叶香偶却内疚得将目光移向案上的古韵雪梅茶盏:“对不起阿宁,我真的不能跟你离开……”

她都不知道过去多长时间,才听纪攸宁嗤地轻叹一笑:“原来我等了这么久,得到的却是这个答复。”窗外云遮日色,眼神亦幽幽的,“我一直认为,只要你肯真心跟我在一起,哪怕任何事都无法阻挠咱们,你告诉我,是不是因为裴喻寒?”

叶香偶一愣,有些诧愕地望着他。

纪攸宁略勾嘴角:“我听说,你最近一直住在裴府,是陪着他对吗?”

叶香偶不知该怎么说,却被他隔着案几,猛地一把抓住柔荑:“你告诉我,究竟是不是因为他?”

“阿宁……”他力劲太大,险些要把她的手腕生生捏碎。

纪攸宁眸中闪烁着捉摸不透的狂绪,不过很快又平静下来:“没关系,就算是因为他,咱们也会在一起的……”
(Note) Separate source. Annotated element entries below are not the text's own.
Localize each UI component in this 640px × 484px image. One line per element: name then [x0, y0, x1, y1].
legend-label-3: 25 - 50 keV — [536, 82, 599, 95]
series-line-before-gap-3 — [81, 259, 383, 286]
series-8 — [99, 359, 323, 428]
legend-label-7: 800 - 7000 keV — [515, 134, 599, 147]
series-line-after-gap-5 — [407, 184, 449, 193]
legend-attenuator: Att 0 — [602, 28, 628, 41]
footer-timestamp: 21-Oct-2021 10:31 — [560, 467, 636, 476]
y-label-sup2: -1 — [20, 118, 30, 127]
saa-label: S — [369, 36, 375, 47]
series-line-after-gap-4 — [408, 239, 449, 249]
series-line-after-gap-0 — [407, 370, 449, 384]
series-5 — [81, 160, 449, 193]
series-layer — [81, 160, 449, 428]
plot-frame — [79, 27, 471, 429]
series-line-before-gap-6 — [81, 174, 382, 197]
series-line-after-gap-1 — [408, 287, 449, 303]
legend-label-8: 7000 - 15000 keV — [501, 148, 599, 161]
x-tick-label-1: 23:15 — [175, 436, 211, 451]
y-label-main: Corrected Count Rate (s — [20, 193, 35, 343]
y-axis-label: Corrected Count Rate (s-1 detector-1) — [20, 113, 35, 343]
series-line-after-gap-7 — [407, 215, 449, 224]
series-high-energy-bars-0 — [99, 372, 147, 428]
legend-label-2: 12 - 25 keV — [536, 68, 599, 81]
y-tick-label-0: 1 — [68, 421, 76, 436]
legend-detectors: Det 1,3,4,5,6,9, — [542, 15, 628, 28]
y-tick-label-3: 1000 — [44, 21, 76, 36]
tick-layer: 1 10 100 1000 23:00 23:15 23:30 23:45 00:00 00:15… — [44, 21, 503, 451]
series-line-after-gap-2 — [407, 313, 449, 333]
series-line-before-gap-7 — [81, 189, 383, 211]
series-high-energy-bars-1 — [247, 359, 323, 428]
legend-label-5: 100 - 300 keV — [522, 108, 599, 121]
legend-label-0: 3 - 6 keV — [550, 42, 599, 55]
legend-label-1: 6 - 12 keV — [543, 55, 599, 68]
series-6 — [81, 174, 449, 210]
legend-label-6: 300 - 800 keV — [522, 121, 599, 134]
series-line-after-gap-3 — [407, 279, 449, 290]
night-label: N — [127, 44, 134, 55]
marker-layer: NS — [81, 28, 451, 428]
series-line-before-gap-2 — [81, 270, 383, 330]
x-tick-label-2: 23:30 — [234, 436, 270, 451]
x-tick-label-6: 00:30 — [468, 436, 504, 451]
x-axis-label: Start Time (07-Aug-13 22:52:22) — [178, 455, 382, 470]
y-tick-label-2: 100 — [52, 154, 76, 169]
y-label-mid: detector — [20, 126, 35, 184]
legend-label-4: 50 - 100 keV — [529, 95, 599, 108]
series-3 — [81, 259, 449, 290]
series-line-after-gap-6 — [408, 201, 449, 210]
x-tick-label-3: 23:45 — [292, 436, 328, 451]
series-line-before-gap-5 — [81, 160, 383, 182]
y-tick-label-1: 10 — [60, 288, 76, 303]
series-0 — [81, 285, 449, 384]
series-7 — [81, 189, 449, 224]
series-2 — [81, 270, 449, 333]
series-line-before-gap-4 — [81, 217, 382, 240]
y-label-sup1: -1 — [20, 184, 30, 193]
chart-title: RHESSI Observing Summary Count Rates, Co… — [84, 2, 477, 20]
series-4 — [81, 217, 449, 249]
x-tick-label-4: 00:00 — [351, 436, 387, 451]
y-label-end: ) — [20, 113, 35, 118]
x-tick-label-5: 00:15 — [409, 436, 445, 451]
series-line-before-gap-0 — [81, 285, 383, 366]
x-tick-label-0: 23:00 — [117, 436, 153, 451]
叶香偶看到他露出诡异的笑,正疑惑不解时,忽然感到视线一点点模糊……眼前他的面容轮廓……仿佛快要蒸发一般逐渐不清……继而昏迷过去……

叶香偶是被一股浓烟呛醒的,发现自己躺在一张软榻上,纪攸宁就坐在旁边,为她细细描着眉。

“阿宁……”她神智恢复后,惊唤。

“别乱动。”纪攸宁按住欲起身的她,慢条斯理地亲吻下她额际,“还差一点就画好了。”

叶香偶搞不清楚发生了什么事,胸口一起一伏,心跳如鼓。

纪攸宁为她画完双眉后,笑道:“小念,咱们死在一起吧?”

  ☆、第56章 [连载]

死在一起……

这句话在脑中回响数遍,叶香偶才醒悟到他的意思:“阿宁,你、你在说什么傻话?”

她下意识想起身,却发觉脑袋跟灌了水银一般晕眩不止,四肢也绵软不听使唤,她反应过来:“你给我下了药?”否则她怎么会无端端的昏迷过去?

“在茶里。”纪攸宁不疾不徐地解释,“我很早就备好了,我一直想着,如果你最后给我的答复是跟我走,该有多好,这样我就不会让你喝下去了。”

叶香偶努了一番劲儿,结果还是瘫软回榻上。

纪攸宁搁下眉笔,打开锦匣,取出一支并蒂莲花簪,叶香偶记得这支簪子,是他当年送给自己的十五岁生辰礼物,只是不知何故又落到他手上。

纪攸宁温柔地为她戴在发髻间,宝簪生辉下,映得她整张小脸宛如东海珍珠般光华莹透,他看得一阵出神:“小念,你还记不记得这里是哪儿?”